Okay whenever we ve a fight,he would always say the number of kids I want in this life must not come from you alone

So yesterday was another argument

He sent a mail saying;

"I have to tell you this today - the number of children I need as a man I will get and it not a must that you will be their mother; it is only an opportunity that a wise woman shall cease..."


This is not the 5th time he is saying this
I jokingly told him one day,that I need 2 kids,he said 4,the next thing he said is "you can give birth to your 2kids,I can get the rest kids from anywhere

The way I hate him now,I can even plan his death.have been plotting of a good strategic way to kill him,so no one would suspect me
How can someone who claimed he loves me,just turn out to say the most hurtful things to me
So I thought we were in love,I don't understand that opportunity part


its unfortunate he made up his mind from the onset to cheat. pls clear your mind of any form of negativity pls, killing him will only put you in more trouble and sadness.
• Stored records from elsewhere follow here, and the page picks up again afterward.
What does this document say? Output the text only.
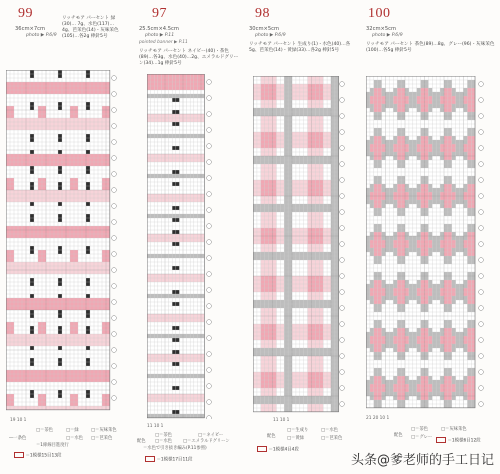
99
36cm×7cm
photo ▶ P.6/9
リッチモア パーセント 緑(30)… 7g、水色(117)…4g、芭茉色(14)・灰味茉色(105)…各2g 棒針5号
19 10 1
―一条色
□＝茶色	□＝緑	□＝灰味茉色
□＝水色 □＝芭茉色
＝1條線目進度行
＝1模様15目13段
97
25.5cm×4.5cm
photo ▶ P.11
pointed banner ▶ P.11
リッチモア パーセント ネイビー(40)・茶色(89)…各3g、水色(40)…2g、エメラルドグリーン(34)…1g 棒針5号
11 10 1
配色
□＝ネイビー
□＝茶色
□＝水色	□＝エメラルドグリーン
＝水色で引き抜き編み(P.11参照)
＝1模様17目11段
98
30cm×5cm
photo ▶ P.6/9
リッチモア パーセント 生成り(1)・水色(40)…各5g、芭茉色(14)・黄緑(33)…各2g 棒針5号
11 10 1
配色
□＝生成り	□＝水色
□＝黄緑	□＝芭茉色
＝1模様4目4段
100
32cm×5cm
photo ▶ P.6/9
リッチモア パーセント 茶色(89)…8g、グレー(96)・灰味茉色(100)…各5g 棒針5号
21 20 10 1
配色
□＝茶色
□＝グレー
□＝灰味茉色
＝1模様6目12段
头条@爹老师的手工日记
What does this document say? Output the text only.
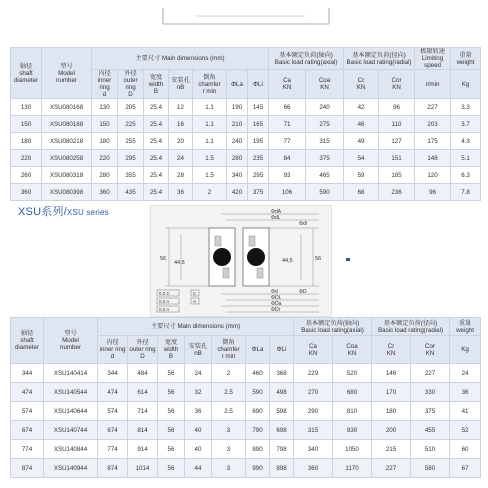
轴径
shaft
diameter	型号
Model
number	主要尺寸 Main dimensions (mm)							基本额定负荷(轴向)
Basic load rating(axial)		基本额定负荷(径向)
Basic load rating(radial)		极限转速
Limiting
speed	重量
weight
		内径
inner ring
d	外径
outer ring
D	宽度
width
B	安装孔
nB	倒角
chamfer
r min	ΦLa	ΦLi	Ca
KN	Coa
KN	Cr
KN	Cor
KN	r/min	Kg
130	XSU080168	130	205	25.4	12	1.1	190	145	66	240	42	96	227	3.3
150	XSU080188	150	225	25.4	16	1.1	210	165	71	275	46	110	203	3.7
180	XSU080218	180	255	25.4	20	1.1	240	195	77	315	49	127	175	4.3
220	XSU080258	220	295	25.4	24	1.5	280	235	84	375	54	151	148	5.1
260	XSU080318	280	355	25.4	28	1.5	340	295	93	465	59	185	120	6.3
360	XSU080398	360	435	25.4	36	2	420	375	106	590	68	236	96	7.8
XSU系列/XSU series
56
44,5
56
44,5
ΦdA
ΦdL
Φdl
Φd
ΦDL
ΦDa
ΦDr
ΦD
0.2 C
0.2 A
C
A
0.2 A
轴径
shaft
diameter	型号
Model
number	主要尺寸 Main dimensions (mm)							基本额定负荷(轴向)
Basic load rating(axial)		基本额定负荷(径向)
Basic load rating(radial)		重量
weight
		内径
inner ring
d	外径
outer ring
D	宽度
width
B	安装孔
nB	倒角
chamfer
r min	ΦLa	ΦLi	Ca
KN	Coa
KN	Cr
KN	Cor
KN	Kg
344	XSU140414	344	484	56	24	2	460	368	229	520	146	227	24
474	XSU140544	474	614	56	32	2.5	590	498	270	680	170	330	36
574	XSU140644	574	714	56	36	2.5	690	598	290	810	180	375	41
674	XSU140744	674	814	56	40	3	790	698	315	930	200	455	52
774	XSU140844	774	914	56	40	3	890	798	340	1050	215	510	60
874	XSU140944	874	1014	56	44	3	990	898	360	1170	227	580	67
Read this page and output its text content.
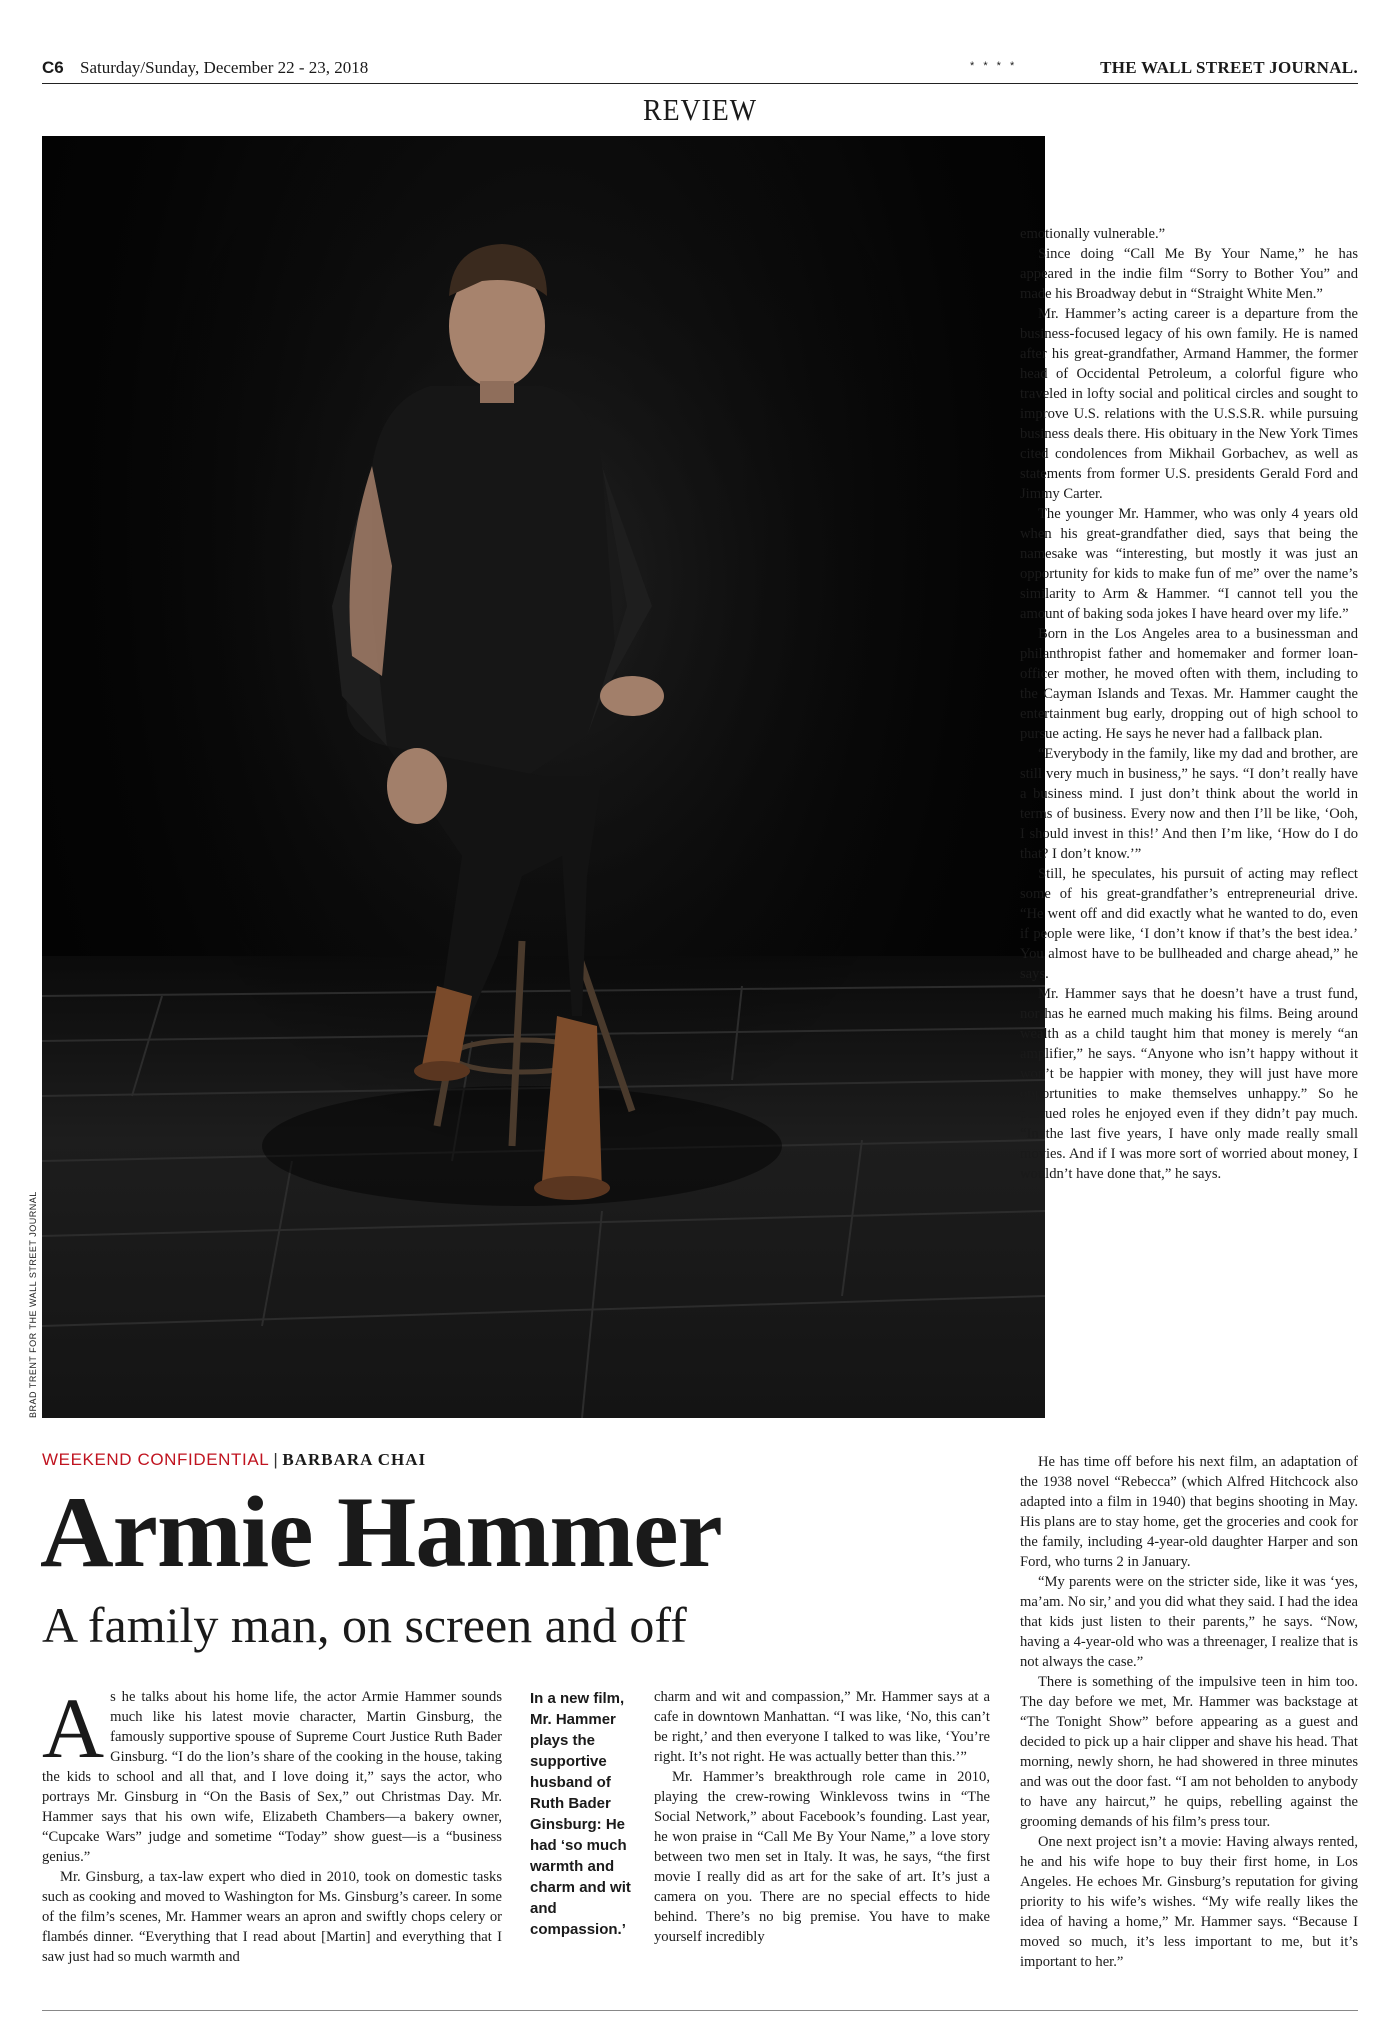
C6 Saturday/Sunday, December 22 - 23, 2018	* * * *	THE WALL STREET JOURNAL.
REVIEW
BRAD TRENT FOR THE WALL STREET JOURNAL
WEEKEND CONFIDENTIAL | BARBARA CHAI
Armie Hammer
A family man, on screen and off

As he talks about his home life, the actor Armie Hammer sounds much like his latest movie character, Martin Ginsburg, the famously supportive spouse of Supreme Court Justice Ruth Bader Ginsburg. “I do the lion’s share of the cooking in the house, taking the kids to school and all that, and I love doing it,” says the actor, who portrays Mr. Ginsburg in “On the Basis of Sex,” out Christmas Day. Mr. Hammer says that his own wife, Elizabeth Chambers—a bakery owner, “Cupcake Wars” judge and sometime “Today” show guest—is a “business genius.”

Mr. Ginsburg, a tax-law expert who died in 2010, took on domestic tasks such as cooking and moved to Washington for Ms. Ginsburg’s career. In some of the film’s scenes, Mr. Hammer wears an apron and swiftly chops celery or flambés dinner. “Everything that I read about [Martin] and everything that I saw just had so much warmth and

In a new film, Mr. Hammer plays the supportive husband of Ruth Bader Ginsburg: He had ‘so much warmth and charm and wit and compassion.’

charm and wit and compassion,” Mr. Hammer says at a cafe in downtown Manhattan. “I was like, ‘No, this can’t be right,’ and then everyone I talked to was like, ‘You’re right. It’s not right. He was actually better than this.’”

Mr. Hammer’s breakthrough role came in 2010, playing the crew-rowing Winklevoss twins in “The Social Network,” about Facebook’s founding. Last year, he won praise in “Call Me By Your Name,” a love story between two men set in Italy. It was, he says, “the first movie I really did as art for the sake of art. It’s just a camera on you. There are no special effects to hide behind. There’s no big premise. You have to make yourself incredibly

emotionally vulnerable.”

Since doing “Call Me By Your Name,” he has appeared in the indie film “Sorry to Bother You” and made his Broadway debut in “Straight White Men.”

Mr. Hammer’s acting career is a departure from the business-focused legacy of his own family. He is named after his great-grandfather, Armand Hammer, the former head of Occidental Petroleum, a colorful figure who traveled in lofty social and political circles and sought to improve U.S. relations with the U.S.S.R. while pursuing business deals there. His obituary in the New York Times cited condolences from Mikhail Gorbachev, as well as statements from former U.S. presidents Gerald Ford and Jimmy Carter.

The younger Mr. Hammer, who was only 4 years old when his great-grandfather died, says that being the namesake was “interesting, but mostly it was just an opportunity for kids to make fun of me” over the name’s similarity to Arm & Hammer. “I cannot tell you the amount of baking soda jokes I have heard over my life.”

Born in the Los Angeles area to a businessman and philanthropist father and homemaker and former loan-officer mother, he moved often with them, including to the Cayman Islands and Texas. Mr. Hammer caught the entertainment bug early, dropping out of high school to pursue acting. He says he never had a fallback plan.

“Everybody in the family, like my dad and brother, are still very much in business,” he says. “I don’t really have a business mind. I just don’t think about the world in terms of business. Every now and then I’ll be like, ‘Ooh, I should invest in this!’ And then I’m like, ‘How do I do that? I don’t know.’”

Still, he speculates, his pursuit of acting may reflect some of his great-grandfather’s entrepreneurial drive. “He went off and did exactly what he wanted to do, even if people were like, ‘I don’t know if that’s the best idea.’ You almost have to be bullheaded and charge ahead,” he says.

Mr. Hammer says that he doesn’t have a trust fund, nor has he earned much making his films. Being around wealth as a child taught him that money is merely “an amplifier,” he says. “Anyone who isn’t happy without it won’t be happier with money, they will just have more opportunities to make themselves unhappy.” So he pursued roles he enjoyed even if they didn’t pay much. “In the last five years, I have only made really small movies. And if I was more sort of worried about money, I wouldn’t have done that,” he says.

He has time off before his next film, an adaptation of the 1938 novel “Rebecca” (which Alfred Hitchcock also adapted into a film in 1940) that begins shooting in May. His plans are to stay home, get the groceries and cook for the family, including 4-year-old daughter Harper and son Ford, who turns 2 in January.

“My parents were on the stricter side, like it was ‘yes, ma’am. No sir,’ and you did what they said. I had the idea that kids just listen to their parents,” he says. “Now, having a 4-year-old who was a threenager, I realize that is not always the case.”

There is something of the impulsive teen in him too. The day before we met, Mr. Hammer was backstage at “The Tonight Show” before appearing as a guest and decided to pick up a hair clipper and shave his head. That morning, newly shorn, he had showered in three minutes and was out the door fast. “I am not beholden to anybody to have any haircut,” he quips, rebelling against the grooming demands of his film’s press tour.

One next project isn’t a movie: Having always rented, he and his wife hope to buy their first home, in Los Angeles. He echoes Mr. Ginsburg’s reputation for giving priority to his wife’s wishes. “My wife really likes the idea of having a home,” Mr. Hammer says. “Because I moved so much, it’s less important to me, but it’s important to her.”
Find ways of making yourself happy and take care of your kids.
Re: A Mail From My Husband by WaterTheMonk(m): 7:38am On Sep 21, 2020
Mrsmansson:
In order not to reveal so much info I wouldn't upload the mail he sent
This was a very nice caring man few years ago oh
Marriage na wa sha

Okay whenever we ve a fight,he would always say the number of kids I want in this life must not come from you alone
part
I think I know exactly how you feel but what if he didn't really mean it? It's an expensive joke. No one who is serious sends such messages through mail
Re: A Mail From My Husband by Nobody: 10:40am On Sep 21, 2020
This is an old thread. just hope this woman has not gotten herself into trouble because of man issue or even killed herself cos judging from all her posts, she sounds depressed as all her post are man-cheating related problems.

Marriage is not by force. If you can't agree on common grounds, then find your square roots instead of threatening to kill your spouse.

Husband this, husband that. Stay, complain. Go, threats. Na wa o..

Singles, If you know you're not ready for nonsense, don't go into marriage cos there is no way you wont see nonsense or do nonsense once in a while.

Marriage is a workload of complexities but with competent and well qualified skilled professionals (spouses) it can be well managed and made a heaven on Earth.